The president of a Toronto-area chemical testing lab calls herself a victim of sabotage and is appealing to Health Canada to get the company licensed again.

The president of a Toronto-area chemical testing lab says she is a victim of sabotage and is appealing to Health Canada to get the company licensed again.

Since Health Canada announced Tuesday that it had pulled the "establishment licence" for Chemi Pharmaceutical, the company's clients have begun retesting their products internally or at other labs to confirm their safety.

Mariana Stavrikov, president of Chemi Pharmaceutical, said Wednesday that the quality control lab has an 11-year history and a perfect record with Health Canada.

"Our history was transparent, clear and fully compliant with [Good Manufacturing Practice] regulations," Stavrikov said. "Unfortunately, I was subject to a sabotage."

A former employee falsified results, sent cellphone scans to Health Canada and admitted to the regulator what had happened, Stavrikov alleged. He had been fired after fewer than six months on the job, she said.

Paul Glover, assistant deputy minister of the health products and food branch at Health Canada, alleged that in some cases, tests were fabricated or never completed.

The company's website says it tests products and ingredients that could be used in veterinary drugs, natural health products, food, cosmetics and medications.

"Our systems should be strong enough to identify the problem and deal with it," Stavrikov said.

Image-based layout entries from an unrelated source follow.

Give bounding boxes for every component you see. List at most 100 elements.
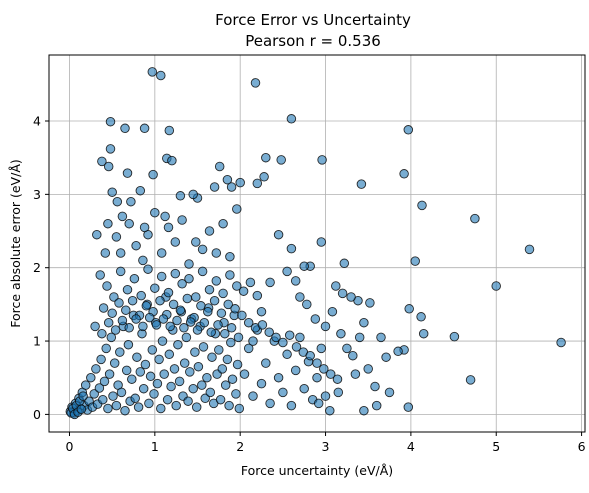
- scatter-point: [320, 391, 331, 401]
- scatter-point: [123, 339, 134, 350]
- scatter-point: [232, 204, 242, 214]
- scatter-point: [175, 305, 186, 315]
- scatter-point: [197, 244, 208, 255]
- scatter-point: [365, 298, 375, 308]
- scatter-point: [145, 371, 156, 382]
- scatter-point: [403, 402, 414, 412]
- scatter-point: [126, 196, 136, 207]
- scatter-point: [90, 321, 100, 332]
- scatter-point: [291, 342, 302, 352]
- scatter-point: [91, 364, 101, 374]
- scatter-point: [205, 387, 216, 398]
- scatter-point: [217, 364, 228, 374]
- scatter-point: [175, 191, 186, 201]
- scatter-point: [320, 321, 331, 332]
- scatter-point: [122, 168, 133, 178]
- scatter-point: [257, 320, 268, 330]
- scatter-point: [197, 266, 208, 277]
- scatter-point: [174, 376, 185, 387]
- scatter-point: [286, 114, 297, 124]
- scatter-point: [98, 303, 109, 313]
- plot-frame: [48, 54, 586, 433]
- scatter-point: [98, 394, 108, 405]
- scatter-point: [111, 232, 122, 242]
- scatter-point: [225, 251, 235, 262]
- scatter-point: [117, 211, 128, 222]
- scatter-point: [256, 306, 267, 317]
- scatter-point: [184, 273, 194, 284]
- scatter-point: [243, 343, 254, 354]
- scatter-point: [346, 292, 356, 302]
- scatter-point: [299, 261, 309, 271]
- x-tick-label: 2: [236, 439, 244, 454]
- scatter-point: [350, 369, 361, 379]
- scatter-point: [354, 332, 365, 343]
- scatter-point: [226, 323, 237, 333]
- scatter-point: [97, 328, 107, 339]
- scatter-point: [101, 343, 111, 354]
- scatter-point: [163, 287, 174, 298]
- scatter-point: [470, 213, 480, 224]
- scatter-point: [333, 387, 344, 398]
- scatter-point: [144, 398, 154, 409]
- scatter-point: [250, 78, 261, 88]
- scatter-point: [313, 398, 324, 409]
- scatter-point: [416, 312, 426, 322]
- scatter-point: [491, 281, 501, 291]
- scatter-point: [206, 327, 216, 337]
- scatter-point: [172, 315, 182, 326]
- scatter-point: [224, 400, 234, 411]
- scatter-point: [184, 259, 194, 269]
- scatter-point: [261, 152, 271, 163]
- scatter-point: [245, 277, 256, 288]
- scatter-point: [160, 211, 170, 222]
- scatter-point: [204, 284, 215, 295]
- scatter-point: [131, 240, 141, 251]
- ticks-layer: 0 1 2 3 4 5 6 0 1 2 3 4: [33, 114, 586, 454]
- scatter-point: [136, 290, 146, 301]
- scatter-point: [106, 332, 117, 343]
- scatter-point: [120, 405, 130, 416]
- scatter-point: [135, 185, 146, 196]
- scatter-point: [188, 383, 198, 394]
- scatter-point: [141, 301, 152, 311]
- scatter-point: [94, 383, 105, 393]
- scatter-point: [155, 295, 165, 306]
- scatter-point: [239, 369, 250, 379]
- scatter-point: [233, 332, 244, 343]
- scatter-point: [248, 391, 258, 401]
- scatter-point: [156, 248, 167, 258]
- scatter-point: [230, 304, 240, 314]
- scatter-point: [337, 288, 348, 299]
- scatter-point: [243, 317, 254, 328]
- scatter-point: [170, 268, 181, 279]
- scatter-point: [97, 156, 107, 167]
- scatter-point: [220, 328, 230, 339]
- scatter-point: [316, 237, 327, 247]
- scatter-point: [193, 361, 204, 372]
- scatter-point: [103, 161, 114, 172]
- scatter-point: [410, 256, 420, 266]
- scatter-point: [151, 320, 162, 330]
- scatter-point: [124, 323, 134, 333]
- scatter-point: [166, 381, 176, 392]
- scatter-point: [259, 172, 269, 182]
- scatter-point: [104, 369, 115, 379]
- scatter-point: [465, 375, 476, 385]
- scatter-point: [202, 372, 212, 383]
- scatter-point: [158, 314, 169, 324]
- scatter-point: [152, 378, 163, 389]
- scatter-point: [129, 273, 140, 284]
- scatter-point: [111, 400, 122, 411]
- scatter-point: [256, 378, 267, 389]
- scatter-point: [273, 372, 284, 383]
- scatter-point: [191, 402, 202, 412]
- scatter-point: [147, 67, 158, 77]
- scatter-point: [179, 358, 190, 368]
- scatter-point: [234, 403, 245, 414]
- scatter-point: [127, 295, 138, 306]
- scatter-point: [316, 343, 327, 354]
- scatter-point: [336, 328, 346, 339]
- scatter-point: [222, 174, 233, 185]
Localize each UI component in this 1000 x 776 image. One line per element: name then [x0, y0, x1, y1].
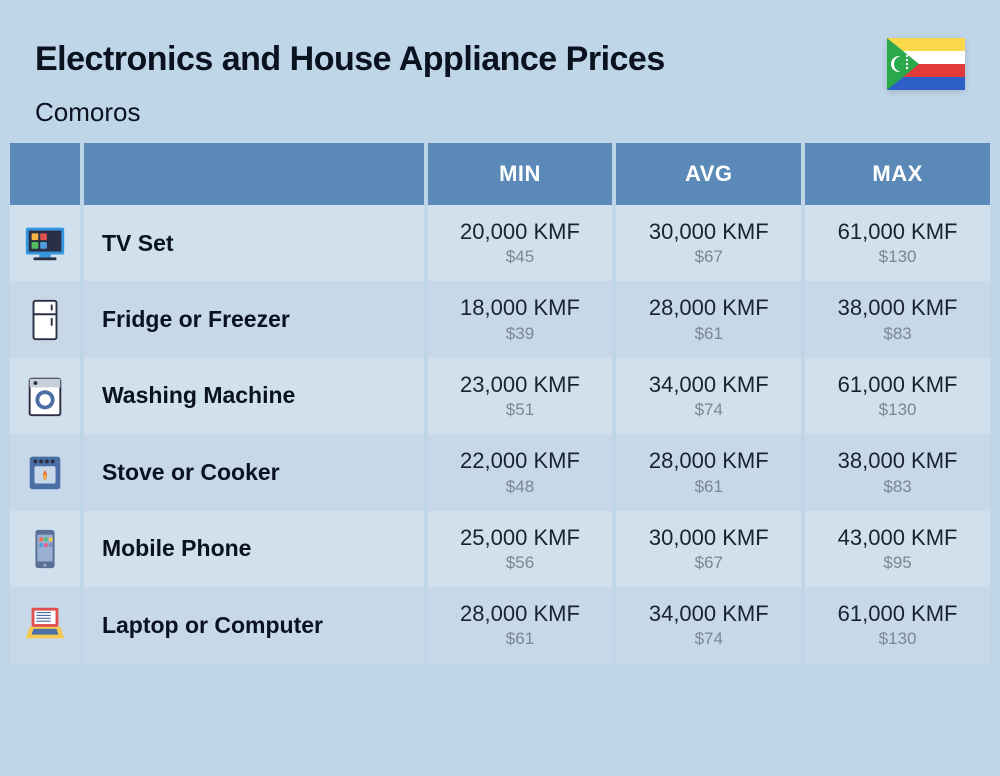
price-kmf: 61,000 KMF [805, 372, 990, 398]
page-header: Electronics and House Appliance Prices C… [0, 0, 1000, 143]
price-avg: 34,000 KMF$74 [616, 358, 801, 434]
price-kmf: 30,000 KMF [616, 525, 801, 551]
stove-icon [10, 434, 80, 510]
price-max: 61,000 KMF$130 [805, 587, 990, 663]
price-kmf: 25,000 KMF [428, 525, 613, 551]
price-usd: $95 [805, 553, 990, 573]
price-usd: $67 [616, 553, 801, 573]
price-usd: $61 [428, 629, 613, 649]
price-min: 25,000 KMF$56 [428, 511, 613, 587]
price-usd: $130 [805, 247, 990, 267]
price-min: 18,000 KMF $39 [428, 281, 613, 357]
price-kmf: 30,000 KMF [616, 219, 801, 245]
table-row: Washing Machine23,000 KMF$5134,000 KMF$7… [10, 358, 990, 434]
price-kmf: 23,000 KMF [428, 372, 613, 398]
price-max: 61,000 KMF$130 [805, 205, 990, 281]
price-usd: $74 [616, 400, 801, 420]
table-row: Laptop or Computer28,000 KMF$6134,000 KM… [10, 587, 990, 663]
col-avg: AVG [616, 143, 801, 205]
table-row: Mobile Phone25,000 KMF$5630,000 KMF$6743… [10, 511, 990, 587]
price-usd: $61 [616, 477, 801, 497]
price-max: 38,000 KMF $83 [805, 434, 990, 510]
price-kmf: 34,000 KMF [616, 372, 801, 398]
price-max: 43,000 KMF$95 [805, 511, 990, 587]
price-usd: $56 [428, 553, 613, 573]
item-name: Laptop or Computer [84, 587, 424, 663]
price-avg: 34,000 KMF$74 [616, 587, 801, 663]
price-max: 38,000 KMF $83 [805, 281, 990, 357]
col-min: MIN [428, 143, 613, 205]
col-name [84, 143, 424, 205]
price-usd: $83 [805, 477, 990, 497]
price-kmf: 38,000 KMF [805, 295, 990, 321]
item-name: Fridge or Freezer [84, 281, 424, 357]
fridge-icon [10, 281, 80, 357]
price-min: 23,000 KMF$51 [428, 358, 613, 434]
price-max: 61,000 KMF$130 [805, 358, 990, 434]
price-usd: $45 [428, 247, 613, 267]
page-title: Electronics and House Appliance Prices [35, 40, 965, 79]
price-usd: $39 [428, 324, 613, 344]
price-kmf: 28,000 KMF [428, 601, 613, 627]
table-header: MIN AVG MAX [10, 143, 990, 205]
price-kmf: 28,000 KMF [616, 448, 801, 474]
table-row: Stove or Cooker22,000 KMF $4828,000 KMF $6… [10, 434, 990, 510]
laptop-icon [10, 587, 80, 663]
price-min: 20,000 KMF$45 [428, 205, 613, 281]
washer-icon [10, 358, 80, 434]
price-kmf: 43,000 KMF [805, 525, 990, 551]
tv-icon [10, 205, 80, 281]
price-usd: $130 [805, 629, 990, 649]
table-row: TV Set20,000 KMF$4530,000 KMF$6761,000 K… [10, 205, 990, 281]
price-avg: 30,000 KMF$67 [616, 205, 801, 281]
price-avg: 30,000 KMF$67 [616, 511, 801, 587]
price-min: 28,000 KMF$61 [428, 587, 613, 663]
price-usd: $61 [616, 324, 801, 344]
country-flag-icon [887, 38, 965, 90]
price-avg: 28,000 KMF $61 [616, 281, 801, 357]
price-kmf: 38,000 KMF [805, 448, 990, 474]
col-max: MAX [805, 143, 990, 205]
price-usd: $67 [616, 247, 801, 267]
item-name: Washing Machine [84, 358, 424, 434]
col-icon [10, 143, 80, 205]
price-kmf: 34,000 KMF [616, 601, 801, 627]
price-min: 22,000 KMF $48 [428, 434, 613, 510]
country-name: Comoros [35, 97, 965, 128]
price-usd: $83 [805, 324, 990, 344]
item-name: Mobile Phone [84, 511, 424, 587]
price-table: MIN AVG MAX TV Set20,000 KMF$4530,000 KM… [0, 143, 1000, 663]
table-row: Fridge or Freezer18,000 KMF $3928,000 KMF… [10, 281, 990, 357]
phone-icon [10, 511, 80, 587]
item-name: Stove or Cooker [84, 434, 424, 510]
price-avg: 28,000 KMF $61 [616, 434, 801, 510]
price-kmf: 18,000 KMF [428, 295, 613, 321]
price-usd: $48 [428, 477, 613, 497]
price-kmf: 28,000 KMF [616, 295, 801, 321]
price-usd: $130 [805, 400, 990, 420]
item-name: TV Set [84, 205, 424, 281]
price-kmf: 61,000 KMF [805, 219, 990, 245]
price-kmf: 22,000 KMF [428, 448, 613, 474]
price-usd: $74 [616, 629, 801, 649]
price-kmf: 20,000 KMF [428, 219, 613, 245]
table-body: TV Set20,000 KMF$4530,000 KMF$6761,000 K… [10, 205, 990, 663]
price-kmf: 61,000 KMF [805, 601, 990, 627]
price-usd: $51 [428, 400, 613, 420]
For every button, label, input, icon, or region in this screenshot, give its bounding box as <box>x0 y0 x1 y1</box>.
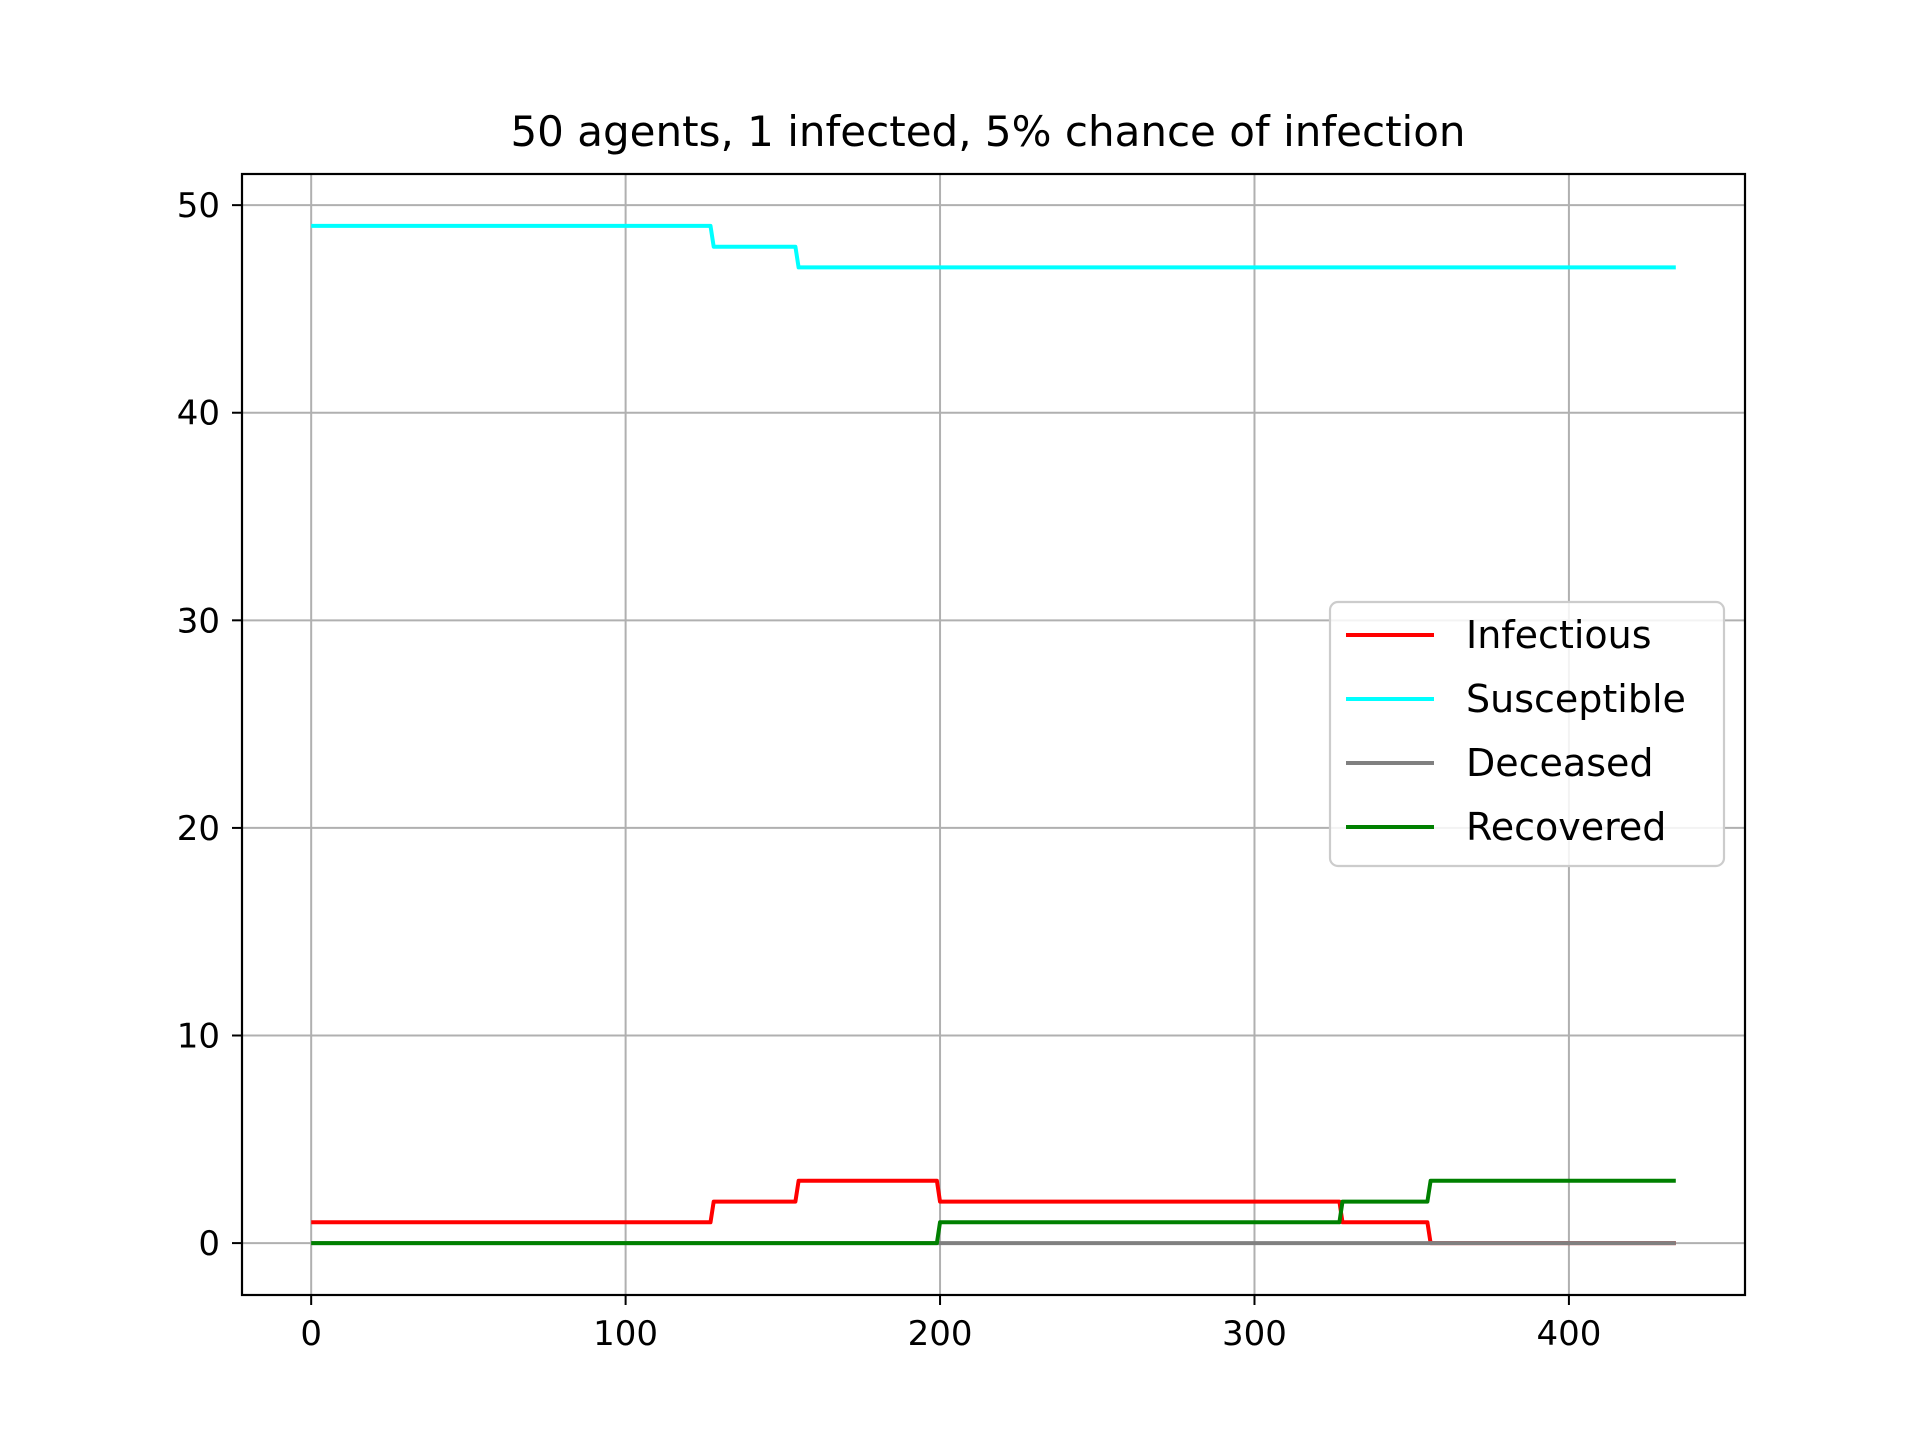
legend-label-recovered: Recovered <box>1466 805 1666 849</box>
legend-box <box>1328 600 1726 868</box>
grid <box>242 174 1745 1295</box>
x-axis-ticks: 0 100 200 300 400 <box>300 1295 1601 1354</box>
legend: Infectious Susceptible Deceased Recovered <box>1328 600 1726 868</box>
x-tick-label: 200 <box>908 1314 973 1354</box>
y-tick-label: 30 <box>177 601 220 641</box>
y-tick-label: 40 <box>177 394 220 434</box>
x-tick-label: 400 <box>1536 1314 1601 1354</box>
series-line-recovered <box>311 1178 1676 1246</box>
series-line-infectious <box>311 1178 1676 1246</box>
chart-title: 50 agents, 1 infected, 5% chance of infe… <box>510 107 1465 156</box>
series-line-susceptible <box>311 223 1676 270</box>
x-tick-label: 300 <box>1222 1314 1287 1354</box>
x-tick-label: 0 <box>300 1314 322 1354</box>
legend-label-deceased: Deceased <box>1466 741 1654 785</box>
plot-frame <box>240 172 1747 1297</box>
y-tick-label: 50 <box>177 186 220 226</box>
y-axis-ticks: 0 10 20 30 40 50 <box>177 186 242 1264</box>
legend-label-infectious: Infectious <box>1466 613 1652 657</box>
legend-label-susceptible: Susceptible <box>1466 677 1686 721</box>
y-tick-label: 20 <box>177 809 220 849</box>
x-tick-label: 100 <box>593 1314 658 1354</box>
y-tick-label: 10 <box>177 1017 220 1057</box>
y-tick-label: 0 <box>198 1224 220 1264</box>
series-lines <box>311 223 1676 1246</box>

To that end, she said the company has submitted an appeal to Health Canada and is working with a consulting firm to strengthen its quality and compliance services.

Law enforcement officials informed

Originally, Health Canada listed 53 products and ingredients that it said needed to be retested before sales could resume. As the company's clients submit re-testing information to the regulator, that list is being whittled down, which Stavrikov called a very good response.

For example, Health Canada is no longer requesting a halt on sales of Septa Pharmaceutical's generic antibiotic ciprofloxacin. Septa said Tuesday that it was shocked by what transpired and that it is looking for a new testing laboratory for its confirmatory work.

Law enforcement officials, including the RCMP, have been informed about Health Canada's findings.

Chemi Pharmaceutical's 24 employees in Mississauga are still working. They are implementing changes, training and organizing laboratories, Stavrikov said.